RisQ and Level11, which have subsisted on grants until recently, have 15 clients, including names like financial information powerhouse Intercontinental Exchange.

The way Hartshorn explains the Klima model buildout, the entirety of the map of the U.S. was sliced up into roughly football field sized grid chunks. Data was pulled from myriad public sources on demographics like income and on things like historical housing price data among many, many other things.

Then came the hard, labor intensive and highly proprietary task of identifying each loan in the more than $7 trillion of mortgages contained in myriad GSE securitized MBS pools, refining the location and characteristics of millions of individual housing loans whose credit risk is backstopped, through the GSEs, by the U.S. taxpayer in securitized MBS pools.

The upshot, according to DeltaTerra and Hartshorn, is that Klima’s database covers micro data on over 80% of individual mortgages that are securitized in GSE MBS pools, linking that micro data to the macro data pulled from public sources and to the proprietary climate change model embedded in Klima.

Signaling abrupt repricing

DeltaTerra’s Klima model is signaling an “abrupt repricing [very likely in the near future] of real estate properties exposed to acute natural hazards,” and DeltaTerra warns that climate is the most dangerous risk factor the single family mortgage market and the GSE mortgage portfolios currently face.

Klima examines “acute natural hazards” such as wildfires, inland and coastal flooding, as well as greater frequency of extreme weather events, and concludes that large numbers of residential mortgages are in need of “rational repricing” because of failure to properly account for climate change. 

Such a repricing, for example just from flood and wildfire alone, would wipe out as much as $1.9 trillion in real estate value from high climate at risk properties, the effects to begin to be felt over the next two years with market adjustment continuing to work out over a period of perhaps ten years, according to Klima.

A bailout number

In the aggregate, the climate-driven mortgage mispricing will approach the 2008 disaster in its scale, with losses possibly two-thirds as large, DeltaTerra estimates. The “cost” of the 2008 Fannie and Freddie “bailouts” was $189 billion. 

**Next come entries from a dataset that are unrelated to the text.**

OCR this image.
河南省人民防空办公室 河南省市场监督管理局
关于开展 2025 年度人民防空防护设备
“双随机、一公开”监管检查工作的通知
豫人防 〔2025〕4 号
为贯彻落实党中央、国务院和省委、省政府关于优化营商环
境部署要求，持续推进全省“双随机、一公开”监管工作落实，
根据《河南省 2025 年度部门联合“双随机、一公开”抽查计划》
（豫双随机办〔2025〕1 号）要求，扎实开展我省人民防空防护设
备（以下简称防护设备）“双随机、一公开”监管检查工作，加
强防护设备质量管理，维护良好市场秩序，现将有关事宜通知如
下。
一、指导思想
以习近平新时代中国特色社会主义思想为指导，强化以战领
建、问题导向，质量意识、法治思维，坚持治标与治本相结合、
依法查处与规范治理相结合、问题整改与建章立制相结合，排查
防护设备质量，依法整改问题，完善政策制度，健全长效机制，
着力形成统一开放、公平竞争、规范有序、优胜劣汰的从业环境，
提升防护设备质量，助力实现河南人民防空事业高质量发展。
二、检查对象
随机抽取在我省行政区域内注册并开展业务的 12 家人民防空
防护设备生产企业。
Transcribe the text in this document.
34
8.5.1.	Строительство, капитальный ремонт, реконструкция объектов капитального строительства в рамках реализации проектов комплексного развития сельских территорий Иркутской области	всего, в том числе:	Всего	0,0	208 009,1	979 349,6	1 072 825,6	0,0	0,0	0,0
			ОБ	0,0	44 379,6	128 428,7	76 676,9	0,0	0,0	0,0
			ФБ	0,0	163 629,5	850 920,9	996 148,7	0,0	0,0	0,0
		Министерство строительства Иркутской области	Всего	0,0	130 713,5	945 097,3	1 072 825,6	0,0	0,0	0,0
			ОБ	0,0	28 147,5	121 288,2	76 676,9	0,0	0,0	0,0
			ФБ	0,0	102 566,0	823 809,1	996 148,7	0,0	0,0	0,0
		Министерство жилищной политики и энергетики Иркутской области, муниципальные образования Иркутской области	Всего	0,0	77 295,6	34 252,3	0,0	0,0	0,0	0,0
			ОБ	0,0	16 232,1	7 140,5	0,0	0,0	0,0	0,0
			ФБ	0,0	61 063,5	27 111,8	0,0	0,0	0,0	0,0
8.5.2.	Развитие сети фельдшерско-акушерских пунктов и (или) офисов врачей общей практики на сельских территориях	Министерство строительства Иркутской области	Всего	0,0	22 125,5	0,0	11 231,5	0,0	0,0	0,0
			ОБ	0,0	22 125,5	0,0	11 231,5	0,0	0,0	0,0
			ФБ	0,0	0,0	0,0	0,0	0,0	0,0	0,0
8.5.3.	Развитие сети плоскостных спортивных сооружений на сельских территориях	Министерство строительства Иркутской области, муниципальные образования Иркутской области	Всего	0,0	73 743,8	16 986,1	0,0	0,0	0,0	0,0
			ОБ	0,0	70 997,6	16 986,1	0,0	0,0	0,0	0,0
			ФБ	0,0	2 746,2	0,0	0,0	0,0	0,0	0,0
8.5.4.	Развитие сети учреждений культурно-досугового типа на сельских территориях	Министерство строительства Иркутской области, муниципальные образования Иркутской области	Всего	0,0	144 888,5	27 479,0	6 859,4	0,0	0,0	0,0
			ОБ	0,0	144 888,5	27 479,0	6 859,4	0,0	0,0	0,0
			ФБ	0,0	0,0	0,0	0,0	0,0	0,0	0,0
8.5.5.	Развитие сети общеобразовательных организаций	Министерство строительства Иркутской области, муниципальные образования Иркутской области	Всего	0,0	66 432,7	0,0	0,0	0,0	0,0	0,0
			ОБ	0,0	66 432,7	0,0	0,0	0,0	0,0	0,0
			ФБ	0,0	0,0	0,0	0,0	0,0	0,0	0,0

Those terms – “cost” and “bailout” – were more often than not used by the press at the time to describe what was really in effect an acquisition, a $189 billion acquisition of the GSEs’ mortgage portfolios by the newly created Federal Housing Finance Authority, FHFA, itself created by Congress to manage the federal government’s “conservatorship” of the GSEs.

The upshot is that the federal government now controls the GSEs, even going so far in recent years as to unilaterally “sweep” GSE books and deposit the proceeds at the Treasury. 

A week ago, in a complete victory for the federal government, the Supreme Court ruled that the federal government had the right to “sweep” GSE books and that the five-year term of the FHFA chief is at the discretion of the president, striking down the part of law creating the FHFA that stipulated once an FHFA chief is appointed his five year term cannot be interrupted, not even by the president.

The FHFA acquired the conservatorship of GSE mortgage portfolios at the point of uppermost panic as markets melted down in 2008, so it should come as no surprise that what was widely characterized at the time as a disaster for the taxpayer – thus “cost” and “bailout” – was in reality a financial bonanza.

As it turns out, $189 billion was one of the great bargains of the age. So far in the course of FHFA’s conservatorship, the GSEs have thrown off annual free cash in aggregate totaling a multiple of that $189 billion. 

Thus, the GSEs appear to be relatively well capitalized as they face waves of climate driven mortgage repricings. DeltaTerra agrees, pointing out, however, that as climate increasingly stresses the mortgage markets they will be less able to deal with any unforeseen stressor events in the future.